As of publishing, Bitcoin is nearing $22,000 and continuously breaking new records after first revisiting the 2017-high of around $20,000 in November.
And as institutional investors continue piling in – most recently, American insurance giant MassMutual added $100 million of investments into Bitcoin – major cryptocurrencies are increasingly gaining mainstream adoption, most notably in the high tech region of Asia.
In addition to OSL’s launch in Hong Kong and DBS’s launch in Singapore – a rapidly emerging crypto leader worldwide – there are players in other markets that are rapidly making inroads into the nascent asset class.
Japan, another serious contender, is also accelerating its efforts with local financial giant SBI taking the lead. SBI has made a series of crypto moves recently including a planned 2022 launch of a digital exchange with Switzerland’s SIX, a partnership with Ripple and, most recently, the acquisition of U.K.-based cryptocurrency trading firm B2C2.

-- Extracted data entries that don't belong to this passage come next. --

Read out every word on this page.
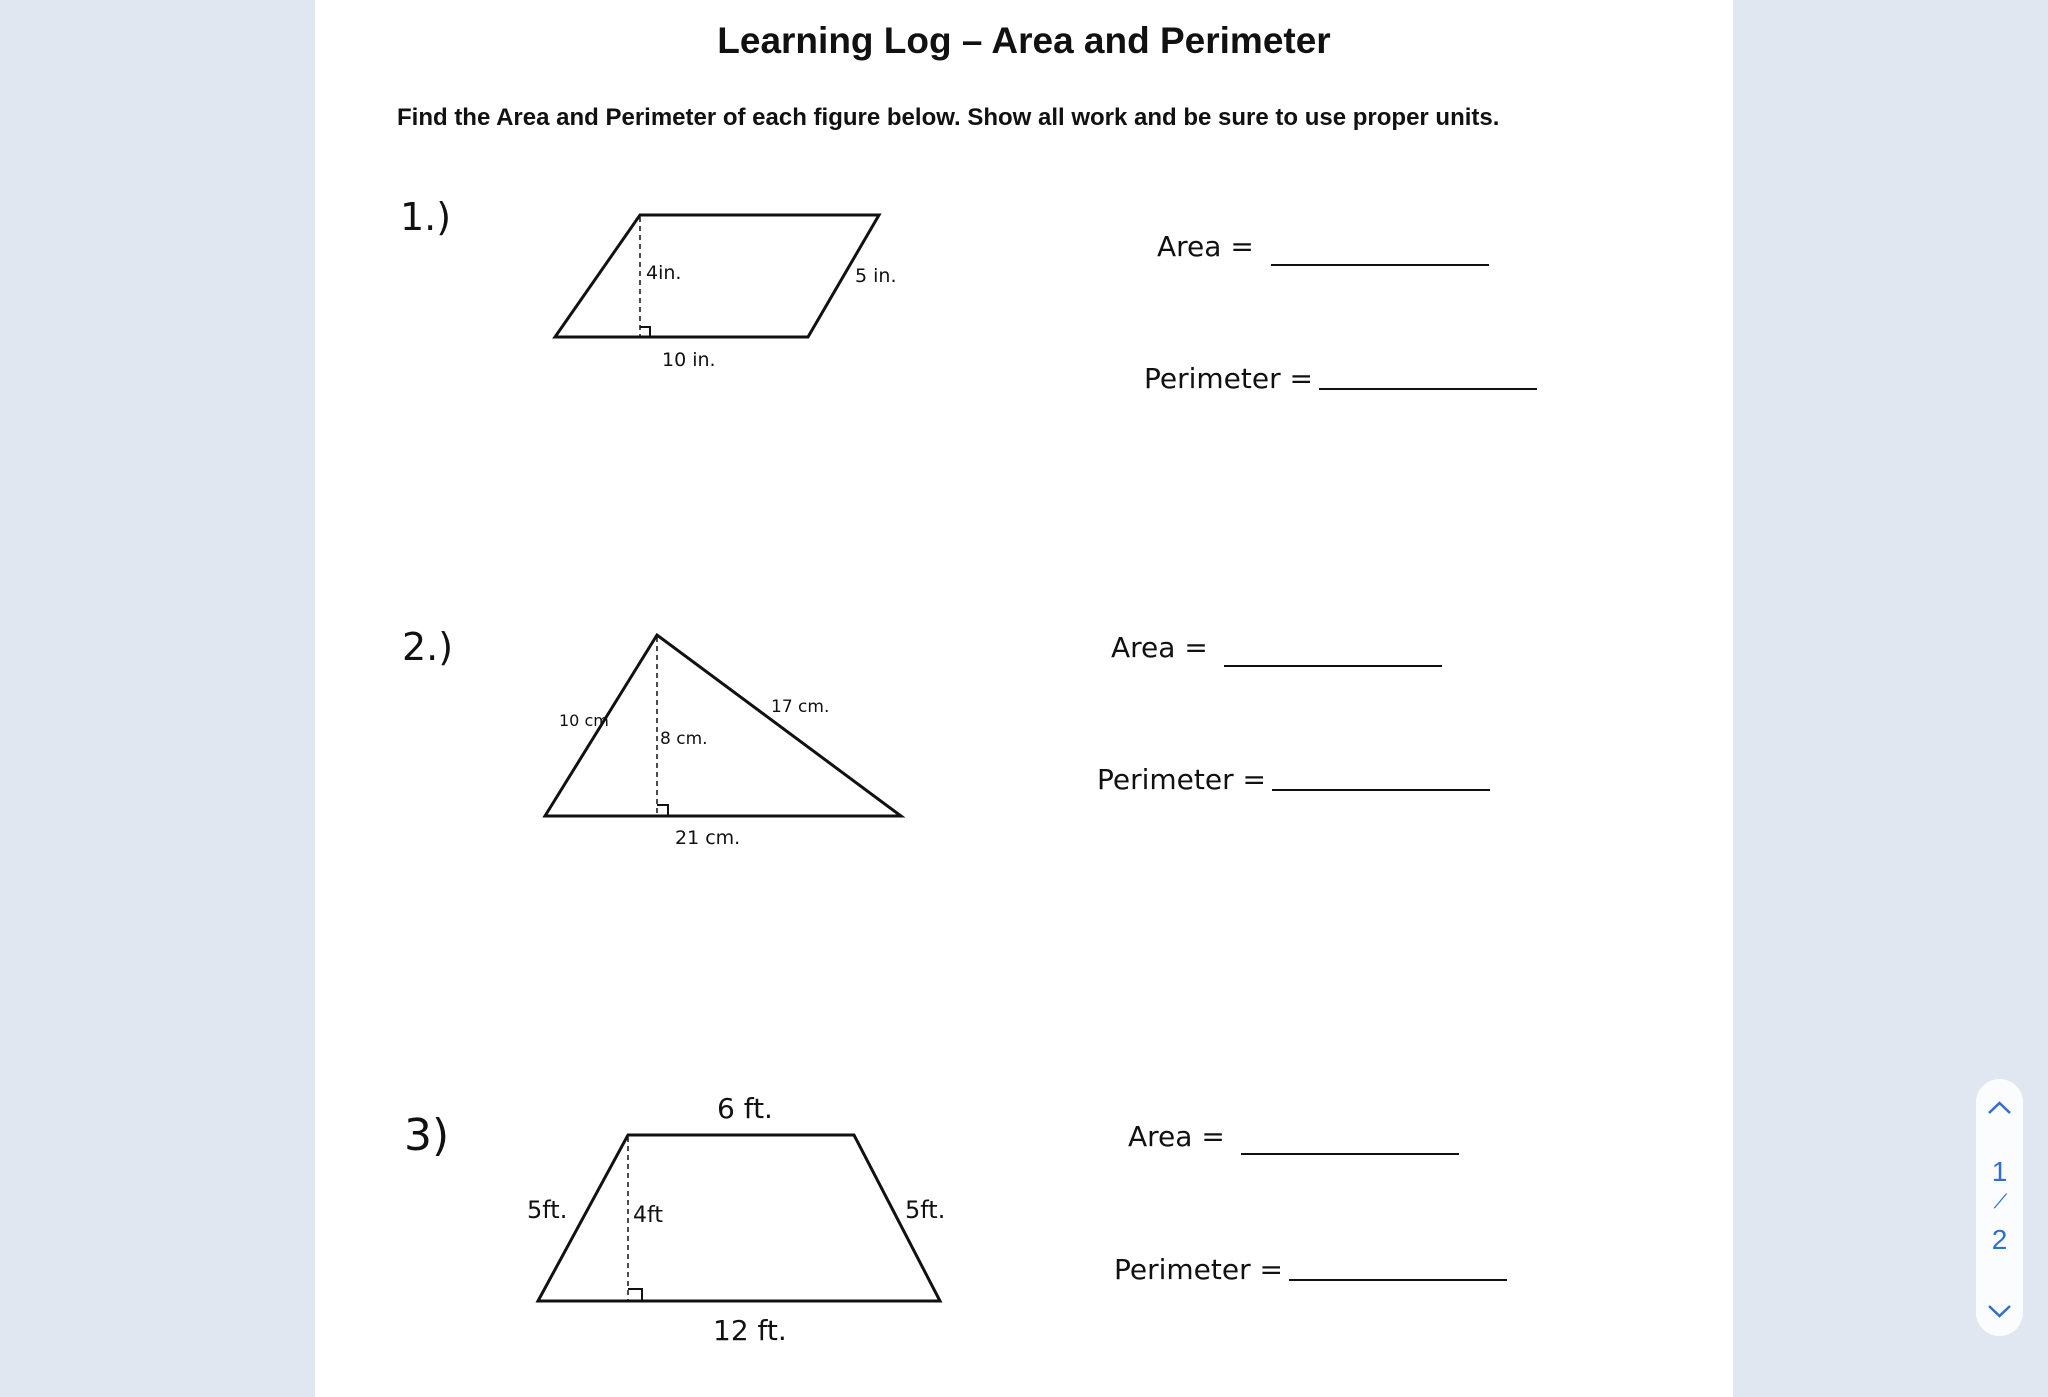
Learning Log – Area and Perimeter
Find the Area and Perimeter of each figure below. Show all work and be sure to use proper units.
1.)
4in.	5 in.
10 in.
Area =
Perimeter =
2.)
10 cm
17 cm.
8 cm.
21 cm.
Area =
Perimeter =
3)
6 ft.
5ft.	4ft	5ft.
12 ft.
Area =
Perimeter =
1
/
2
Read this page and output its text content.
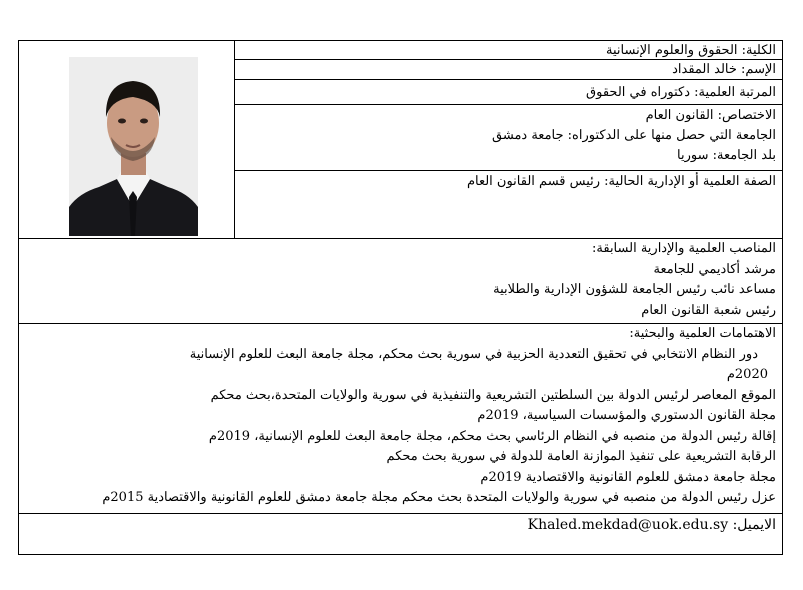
الكلية: الحقوق والعلوم الإنسانية
الإسم: خالد المقداد
المرتبة العلمية: دكتوراه في الحقوق
الاختصاص: القانون العام
الجامعة التي حصل منها على الدكتوراه: جامعة دمشق
بلد الجامعة: سوريا
الصفة العلمية أو الإدارية الحالية: رئيس قسم القانون العام
المناصب العلمية والإدارية السابقة:
مرشد أكاديمي للجامعة
مساعد نائب رئيس الجامعة للشؤون الإدارية والطلابية
رئيس شعبة القانون العام
الاهتمامات العلمية والبحثية:
دور النظام الانتخابي في تحقيق التعددية الحزبية في سورية بحث محكم، مجلة جامعة البعث للعلوم الإنسانية
2020م
الموقع المعاصر لرئيس الدولة بين السلطتين التشريعية والتنفيذية في سورية والولايات المتحدة،بحث محكم
مجلة القانون الدستوري والمؤسسات السياسية، 2019م
إقالة رئيس الدولة من منصبه في النظام الرئاسي بحث محكم، مجلة جامعة البعث للعلوم الإنسانية، 2019م
الرقابة التشريعية على تنفيذ الموازنة العامة للدولة في سورية بحث محكم
مجلة جامعة دمشق للعلوم القانونية والاقتصادية 2019م
عزل رئيس الدولة من منصبه في سورية والولايات المتحدة بحث محكم مجلة جامعة دمشق للعلوم القانونية والاقتصادية 2015م
الايميل: Khaled.mekdad@uok.edu.sy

The region is also home to South Korea, one of the major initial adopters, and India – since its central bank lifted a crypto ban earlier this year, volumes have surged 87 and the country has surpassed China several days ago as the leader in peer-to-peer trading volume, according to Arcane Research.
Decentralized currencies aside, the region is also a leader in developing central banking digital currencies (CBDC), most notably in China where the digital yuan continues to undergo testing, most recently through trial retail usage via e-commerce platform JD.com.
While some see CBDCs will act as direct competitors to cryptocurrencies, other onlookers believe that the growth of the former will further also drive the adoption of the latter.
«CBDCs will significantly enhance the interoperability of cryptocurrencies,» said Oki Matsumoto head of Monex Group, one of the largest crypto exchanges in Japan, which itself is simultaneously developing its own CBDC. «It would make the cryptocurrency market more lively.